While senators bastardize legislative processes …

PoliticsOpinion
8 Jun 2026 • 12:08 AM MYT
The Manila Times
The Manila Times

One of the longest-running English broadsheets in the Philippines

While senators bastardize legislative processes …

THE contrast could not have been more striking — and telling! When then Senate president Tito Sotto was told that there were moves to unseat him, he very calmly told the public: “We serve at the pleasure of our peers.” When Alan Peter Cayetano caught wind of negotiations among his colleagues to replace him, he did everything a statesman should not do. Almost in tears, he asked the public to rally to his side.

He ordered air conditioning units and lights switched off in the session hall. And despite the fact that 12 of his colleagues had declared his position vacant — as against the 11 that included him supporting his pathetic bid to cling to power — he continued — and continues — to claim that he is Senate president.

Then with amazing hypocrisy, he tells the media that he is minded to quit, but is held back by his covenant with the people, and his fealty to the Constitution! Covenant with whom? Fealty to what? The sanctimoniousness would be hilarious were it not tragic for our country and the institution where once were heard the brilliant oratory and scintillating juridical insight of the likes of Claro Recto, Lorenzo Tañada, Ferdinand Marcos Sr., Jovito Salonga, Raul Roco, Miriam Defensor Santiago and Juan Ponce Enrile. One need not like their politics, but one would be a bigot to deny that they were formidable in legislative debates! Today, we have the burlesque with which an entire caboodle of clowns keeps the votaries of slapstick comedy in stitches and the civic-minded, horrified!

Only the pathetically obtuse will have failed to notice that the Cayetano siblings and the perennially annoying Rodante Marcoleta were desperate to hold their rump “blue ribbon committee” hearing because they wanted rehearsed actors to read out a poorly written script that named House prosecutors in the impeachment trial, an SVD priest who has been actively engaged in attending to marginalized groups, senators on the other side of the partisan divide and political foes tagged as recipients of the now-proverbial “maletas.”

But there is a marked — and exciting — difference now. Citizens are finally taking action. They are mobilizing, and that can only be good for a nation that has been betrayed by some of its most important institutions! Cardinal Pablo “Ambo” David inspired a group composed of former International Criminal Court judge Raul Pangalangan; Fr. Daniel Pilario, a Vincentian priest who is also a professor of moral theology and the president of Adamson University; Carlos Conde; Al Fuertes; and Dr. Raquel Fortun to constitute an independent “Truth Commission.” Its work will precede the trial of former president Rodrigo Duterte at The Hague and will presumably aid in the accurate and vetted fact-finding documentation of the murders and disappearances of a mind-boggling number of hapless Filipinos when the supposed “war on drugs” was waged with impunity! It will, we can expect, also point to the culpability of others who may now be in hiding, and those still entrenched in positions of power.

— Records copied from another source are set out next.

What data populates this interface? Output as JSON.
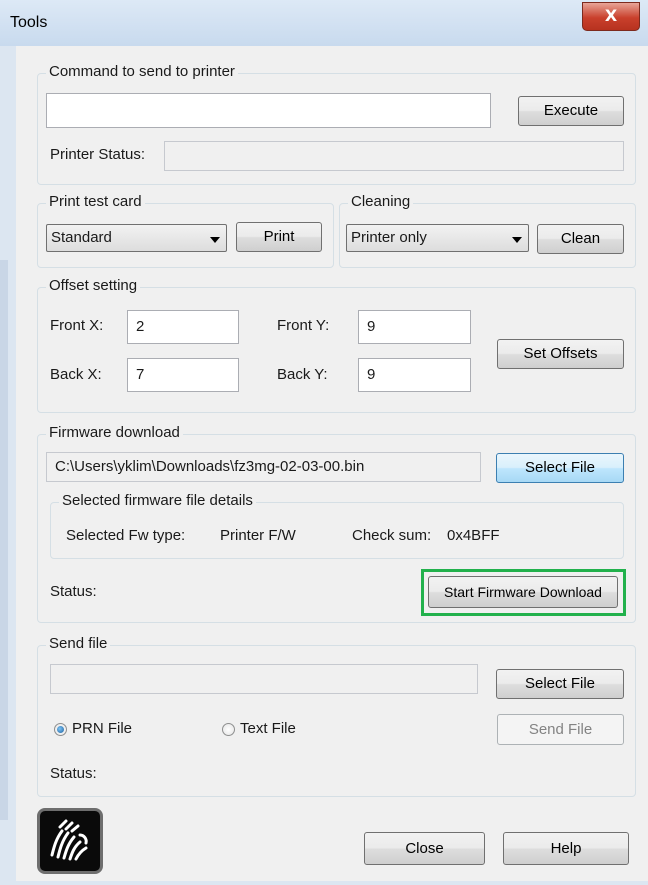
{
  "window": {
    "title": "Tools",
    "close_glyph": "X"
  },
  "command_group": {
    "legend": "Command to send to printer",
    "command_value": "",
    "execute_label": "Execute",
    "status_label": "Printer Status:",
    "status_value": ""
  },
  "test_card_group": {
    "legend": "Print test card",
    "selected": "Standard",
    "print_label": "Print"
  },
  "cleaning_group": {
    "legend": "Cleaning",
    "selected": "Printer only",
    "clean_label": "Clean"
  },
  "offset_group": {
    "legend": "Offset setting",
    "front_x_label": "Front X:",
    "front_x_value": "2",
    "front_y_label": "Front Y:",
    "front_y_value": "9",
    "back_x_label": "Back X:",
    "back_x_value": "7",
    "back_y_label": "Back Y:",
    "back_y_value": "9",
    "set_offsets_label": "Set Offsets"
  },
  "firmware_group": {
    "legend": "Firmware download",
    "file_path": "C:\\Users\\yklim\\Downloads\\fz3mg-02-03-00.bin",
    "select_file_label": "Select File",
    "details_legend": "Selected firmware file details",
    "fw_type_label": "Selected Fw type:",
    "fw_type_value": "Printer F/W",
    "checksum_label": "Check sum:",
    "checksum_value": "0x4BFF",
    "status_label": "Status:",
    "start_label": "Start Firmware Download",
    "highlight_color": "#22b14c"
  },
  "send_file_group": {
    "legend": "Send file",
    "file_path": "",
    "select_file_label": "Select File",
    "prn_label": "PRN File",
    "text_label": "Text File",
    "prn_selected": true,
    "send_label": "Send File",
    "status_label": "Status:"
  },
  "footer": {
    "logo_icon": "zebra-logo-icon",
    "close_label": "Close",
    "help_label": "Help"
  }
}
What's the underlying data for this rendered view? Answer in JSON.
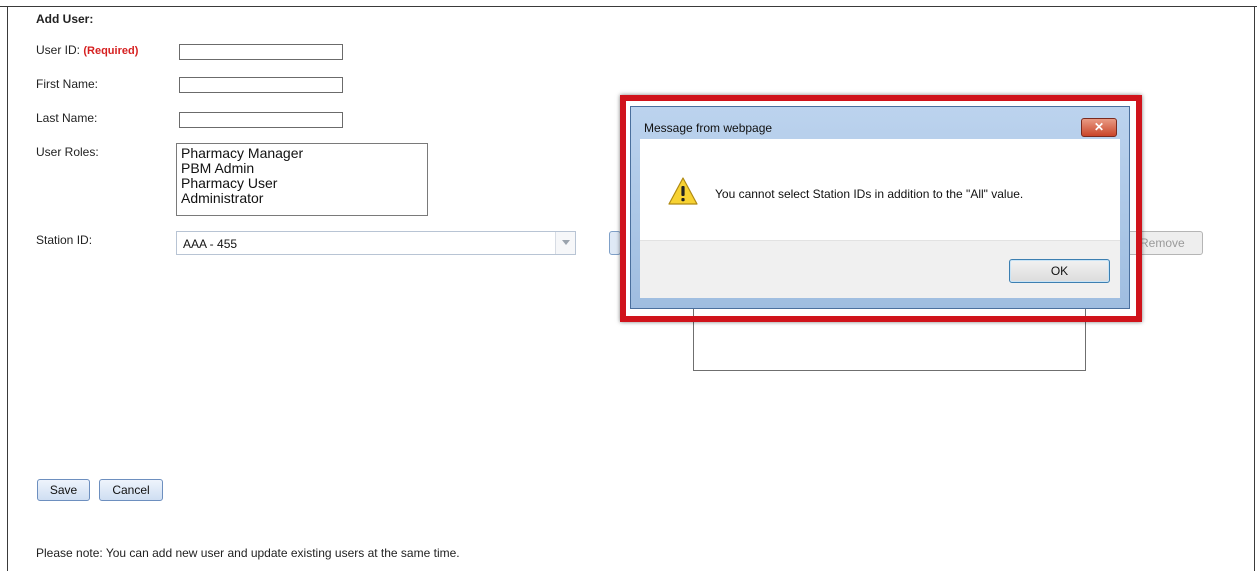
{
  "form": {
    "title": "Add User:",
    "user_id_label": "User ID:",
    "required_label": "(Required)",
    "user_id_value": "",
    "first_name_label": "First Name:",
    "first_name_value": "",
    "last_name_label": "Last Name:",
    "last_name_value": "",
    "user_roles_label": "User Roles:",
    "roles": [
      "Pharmacy Manager",
      "PBM Admin",
      "Pharmacy User",
      "Administrator"
    ],
    "station_id_label": "Station ID:",
    "station_id_value": "AAA - 455",
    "remove_label": "Remove",
    "save_label": "Save",
    "cancel_label": "Cancel",
    "note": "Please note: You can add new user and update existing users at the same time."
  },
  "dialog": {
    "title": "Message from webpage",
    "close_label": "✕",
    "icon": "warning-icon",
    "message": "You cannot select Station IDs in addition to the \"All\" value.",
    "ok_label": "OK"
  },
  "colors": {
    "required": "#d62020",
    "highlight": "#d0131b",
    "dialog_frame": "#bcd3ee"
  }
}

Then there is a group of academics, lawyers, civic organizations and civil society groups who have formed “Bantay Senado,” launched at De La Salle University, that claims the cooperation of 350 members and will devote itself to public education campaigns and, as its name suggests, to watch over the integrity of the impeachment trial of the vice president that has been put off for so long.

Recently, a group of law deans and professors of law from all over the country, canon lawyers and professors of political and legal theory issued statements urging the Senate to proceed posthaste with the trial and alerting the citizens to not-too-subtle attempts to delay if not derail it. Recently, this same group issued a widely cited paper on the Senate leadership in the wake of Cayetano’s refusal to budge and his really shameful grip on power. Having expressed their intention to provide legal information and enlightenment, as well as to oversee the impeachment trial, explain procedural and evidentiary matters, call attention to moral imperatives and then come up with an independent citizens’ verdict after the reception of evidence, the group was convened by Archbishop Socrates Villegas, who made clear that the deans and professors would remain an independent non-sectarian group of experts in juridical science and political and moral theory, driven only by conscience, the moral obligation to champion justice, the Constitution and the laws. This group includes retired justice Adolf Azcuna, former UP law dean Pacifico Agabin, former dean Tony La Viña of the Ateneo School of Governance; dean Jemy Gatdula of the University of Asia and the Pacific Law School; dean Ada Abad of Adamson University Law School; dean Sol Mawis of the Lyceum of the Philippines University School of Law; Monsignor Gary Formoso, and over 30 law deans and professors from all over the country. I am part of this group, and I proudly represent San Beda University’s Graduate School of Law.

These citizens’ initiatives make one thing clear: There are Filipinos who are no longer willing to be victimized by those who wield power, who use it without compunction to lie and perjure their way into holding on to it, who engage in every subterfuge to protect their friends and slur their enemies. There are Filipinos who will no longer stand by as the institutions of government and the guarantees of a regime of law are bastardized.